The City of Light loses its luster as tons of rubbish pile up on the sidewalks of Paris as sanitation workers strike for the ninth day on Tuesday. The creeping filth is the most visible sign of widespread anger over a bill to raise the French retirement age by two years.
The stench of rotting food was starting to seep from some of the trash bags and overflowing trash bins. The strike spared neither the Left Bank Palace that houses the Senate nor, across town, steps away from the Elysee Palace, where waste from the presidential residence is apparently stored.
More than 5,600 tons of rubbish had accumulated by Monday, prompting complaints from some mayors. Some of the piles were removed early Tuesday morning with the help of a private company, BFMTV reported.

TOPSHOT – A pedestrian walks past containers of household waste on a Paris street, March 12, 2023, which has accumulated since tax collectors went on strike against the French government’s proposed pension reform on March 6, 2023. (Photo by Stefano Relandini/AFP) ( (Photo by Stefano Relandini/AFP via Getty Images)
Other French cities also suffer from garbage problems, but the chaos in Paris, the frontier of France, is quickly becoming a symbol of the strikers’ discontent.
“It looked a lot because it was hard to navigate” some of the streets, said 24-year-old British visitor Nadia Turkay after touring the French capital. She added that it was “annoying, to be honest” because in the “pretty streets…you see all the trash and everything. The smell.”
However, Turkay sympathized with the striking workers and accepted her unease as “with good reason”.
Even the strikers themselves, who include the garbage collectors, street cleaners and underground sanitation workers, worry about what Paris will become of in their absence.
“It makes me sick,” said Gursel Dornaz, who has been on the sit-in line for nine days. “There are boxes everywhere, things are everywhere. People can’t get over the past. We are very aware.”
But he added that President Emmanuel Macron should just withdraw his plan to increase the retirement age in France “and Paris will be clean in three days”.
Strikes have sporadically disrupted other sectors, including transport, energy and ports, but Macron remains fearful as his government presses ahead with an attempt to pass an unpopular pension reform bill through parliament. The bill would raise the retirement age from 62 to 64 for most people and from 57 to 59 for most people in the sanitation sector.
Paris radicals clash with police, fanning flames as Macron’s retirement age increases https://t.co/HBYGys6ctm
– BreitbartLondon March 12, 2023
Sanitation workers say another two years is too long for the basic but neglected services they provide to everyone.
“What makes France transform are the invisible jobs. Unfortunately we are among the invisible people,” said Djamel Auchin, who has been mopping the streets of an elegant Paris neighbourhood. He suggested politicians go on a “discovery day” to see what it takes to keep the city clean. .

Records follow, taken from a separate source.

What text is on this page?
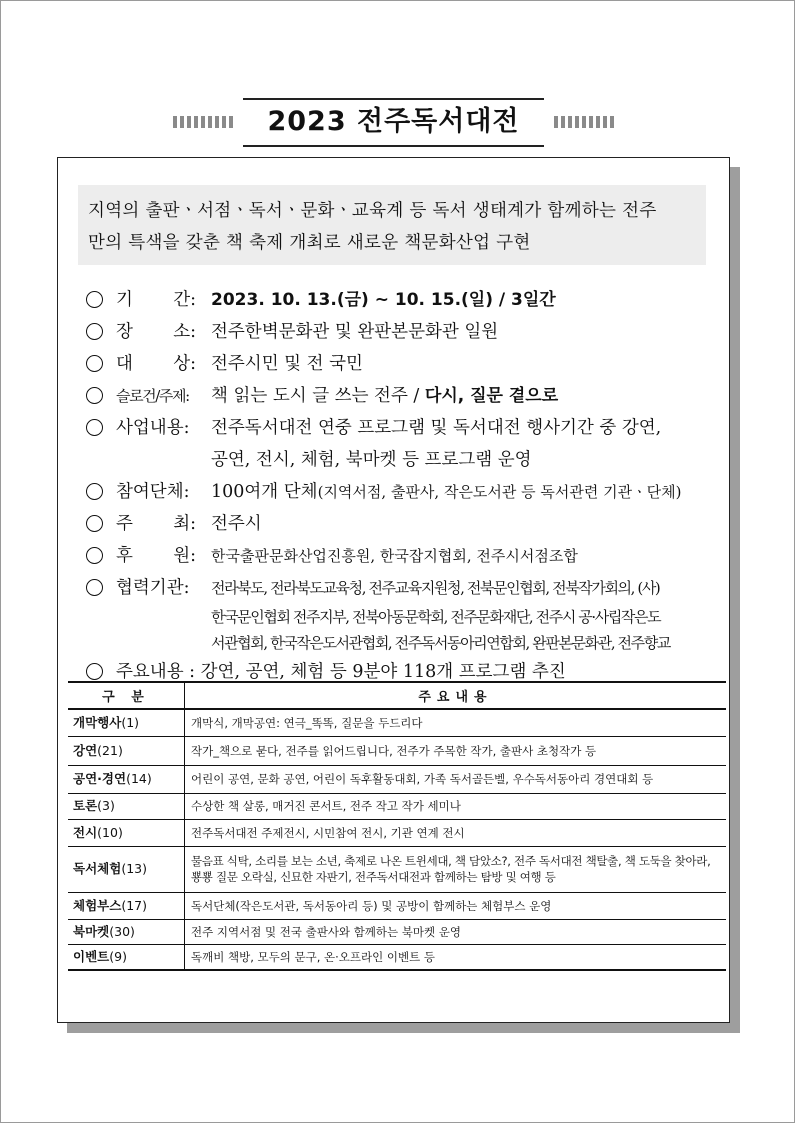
2023 전주독서대전
지역의 출판ㆍ서점ㆍ독서ㆍ문화ㆍ교육계 등 독서 생태계가 함께하는 전주
만의 특색을 갖춘 책 축제 개최로 새로운 책문화산업 구현
기 간: 2023. 10. 13.(금) ~ 10. 15.(일) / 3일간
장 소: 전주한벽문화관 및 완판본문화관 일원
대 상: 전주시민 및 전 국민
슬로건/주제: 책 읽는 도시 글 쓰는 전주 / 다시, 질문 곁으로
사업내용: 전주독서대전 연중 프로그램 및 독서대전 행사기간 중 강연,
공연, 전시, 체험, 북마켓 등 프로그램 운영
참여단체: 100여개 단체(지역서점, 출판사, 작은도서관 등 독서관련 기관ㆍ단체)
주 최: 전주시
후 원: 한국출판문화산업진흥원, 한국잡지협회, 전주시서점조합
협력기관: 전라북도, 전라북도교육청, 전주교육지원청, 전북문인협회, 전북작가회의, (사)
한국문인협회 전주지부, 전북아동문학회, 전주문화재단, 전주시 공·사립작은도
서관협회, 한국작은도서관협회, 전주독서동아리연합회, 완판본문화관, 전주향교
주요내용 : 강연, 공연, 체험 등 9분야 118개 프로그램 추진
구 분	주요내용
개막행사(1)	개막식, 개막공연: 연극_똑똑, 질문을 두드리다
강연(21)	작가_책으로 묻다, 전주를 읽어드립니다, 전주가 주목한 작가, 출판사 초청작가 등
공연·경연(14)	어린이 공연, 문화 공연, 어린이 독후활동대회, 가족 독서골든벨, 우수독서동아리 경연대회 등
토론(3)	수상한 책 살롱, 매거진 콘서트, 전주 작고 작가 세미나
전시(10)	전주독서대전 주제전시, 시민참여 전시, 기관 연계 전시
독서체험(13)	물음표 식탁, 소리를 보는 소년, 축제로 나온 트윈세대, 책 담았소?, 전주 독서대전 책탈출, 책 도둑을 찾아라, 뿅뿅 질문 오락실, 신묘한 자판기, 전주독서대전과 함께하는 탐방 및 여행 등
체험부스(17)	독서단체(작은도서관, 독서동아리 등) 및 공방이 함께하는 체험부스 운영
북마켓(30)	전주 지역서점 및 전국 출판사와 함께하는 북마켓 운영
이벤트(9)	독깨비 책방, 모두의 문구, 온·오프라인 이벤트 등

“They won’t last a day,” Ocean said.
Health is a primary concern in the sanitation sector, officially recognized with early retirement currently at 57, although many people are working longer to increase their pension. With the exception of sanitation workers, there appear to be no long-term studies to confirm widespread claims about shortened life expectancy among sanitation workers.
However, it was the health reasons behind Ali Shalighi’s decision to quit his job as a garbage collector for a desk position in logistics. Chalegui, 41, says he still suffers from after-effects 10 years later, like tendonitis, shoulder and ankle pain.

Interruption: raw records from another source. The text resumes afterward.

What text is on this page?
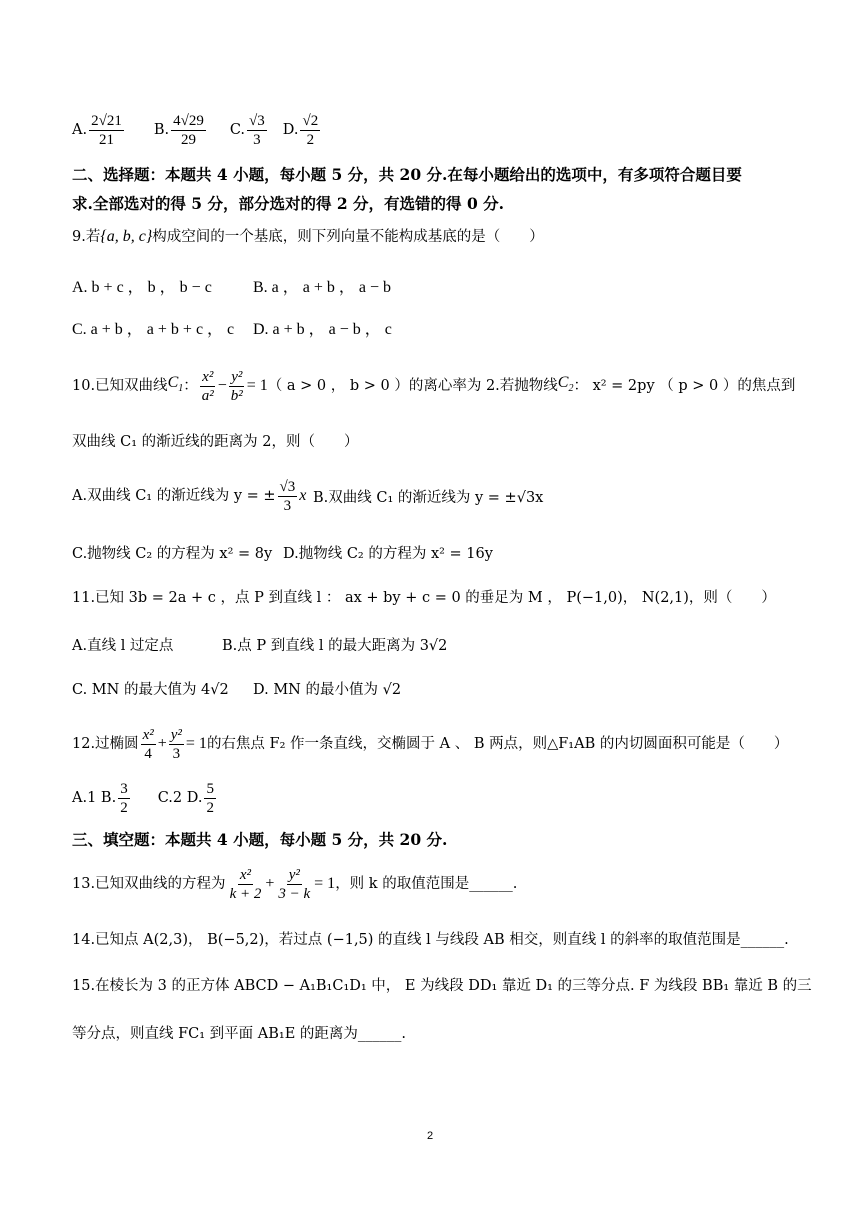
A. $\frac{2√21}{21} B$. $\frac{4√29}{29} C$. $\frac{√3}{3} D$. $\frac{√2}{2}$
二、选择题：本题共 4 小题，每小题 5 分，共 20 分.在每小题给出的选项中，有多项符合题目要
求.全部选对的得 5 分，部分选对的得 2 分，有选错的得 0 分.
9.若{a, b, c}构成空间的一个基底，则下列向量不能构成基底的是（　　）
A. b + c ， b ， b − c	B. a ， a + b ， a − b
C. a + b ， a + b + c ， c D. a + b ， a − b ， c
10.已知双曲线 $C_1$ ： $\frac{\text{x²}}{\text{a²}} - \frac{\text{y²}}{\text{b²}} = 1$ （ a > 0 ， b > 0 ）的离心率为 2.若抛物线 $C_2$ ： x² = 2py （ p > 0 ）的焦点到
双曲线 C₁ 的渐近线的距离为 2，则（　　）
A.双曲线 C₁ 的渐近线为 y = ± $\frac{√3}{3}$ x B.双曲线 C₁ 的渐近线为 y = ±√3x
C.抛物线 C₂ 的方程为 x² = 8y D.抛物线 C₂ 的方程为 x² = 16y
11.已知 3b = 2a + c ，点 P 到直线 l ： ax + by + c = 0 的垂足为 M ， P(−1,0)， N(2,1)，则（　　）
A.直线 l 过定点	B.点 P 到直线 l 的最大距离为 3√2
C. MN 的最大值为 4√2 D. MN 的最小值为 √2
12.过椭圆 $\frac{\text{x²}}{4} + \frac{\text{y²}}{3} = 1$ 的右焦点 F₂ 作一条直线，交椭圆于 A 、 B 两点，则△F₁AB 的内切圆面积可能是（　　）
A.1 B. $\frac{3}{2} C.2$ D. $\frac{5}{2}$
三、填空题：本题共 4 小题，每小题 5 分，共 20 分.
13.已知双曲线的方程为 $\frac{\text{x²}}{k + 2} + \frac{\text{y²}}{3 - k} = 1$ ，则 k 的取值范围是______.
14.已知点 A(2,3)， B(−5,2)，若过点 (−1,5) 的直线 l 与线段 AB 相交，则直线 l 的斜率的取值范围是______.
15.在棱长为 3 的正方体 ABCD − A₁B₁C₁D₁ 中， E 为线段 DD₁ 靠近 D₁ 的三等分点. F 为线段 BB₁ 靠近 B 的三
等分点，则直线 FC₁ 到平面 AB₁E 的距离为______.
2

“Mr Macron wants us to die on the job,” said Frederic Obisi, a sanitation worker and member of the executive committee of the sanitation department of the left-wing CGT union, at the forefront of the movement against the pension plan.
The stakes will be high on Wednesday for both the government and striking workers. Unions hold their eighth nationwide protest marches since January, and their third in nine days; The action is timed to coincide with a closed meeting of seven senators and seven House representatives who will try to reach consensus on the text of the bill. Success would bring the legislation back to both chambers for a vote on Thursday.
But nothing is certain, and the ticking of the clock seems to have fueled the determination of the attackers guarding the picket lines.
Dornaz, 55, is among those in the picket line at a crematorium south of Paris, one of three serving the capital – all of whom have been banned since March 6. He has only come home twice to see his wife and three children. He said: “It’s cold, it’s raining, there’s a wind.”
Even if the bill becomes law, “we have other options,” Dornaz said. “not finished yet.”
“Nothing is written in stone,” added Obis, the union official. He cited an unpopular 2006 law to promote youth employment that then-Prime Minister Dominique de Villepin passed despite massive student protests that led to a political crisis. Months later, it was abandoned in a parliamentary vote.
If the pension reform is voted on, Obis said, “things will happen.” “That’s sure and sure.”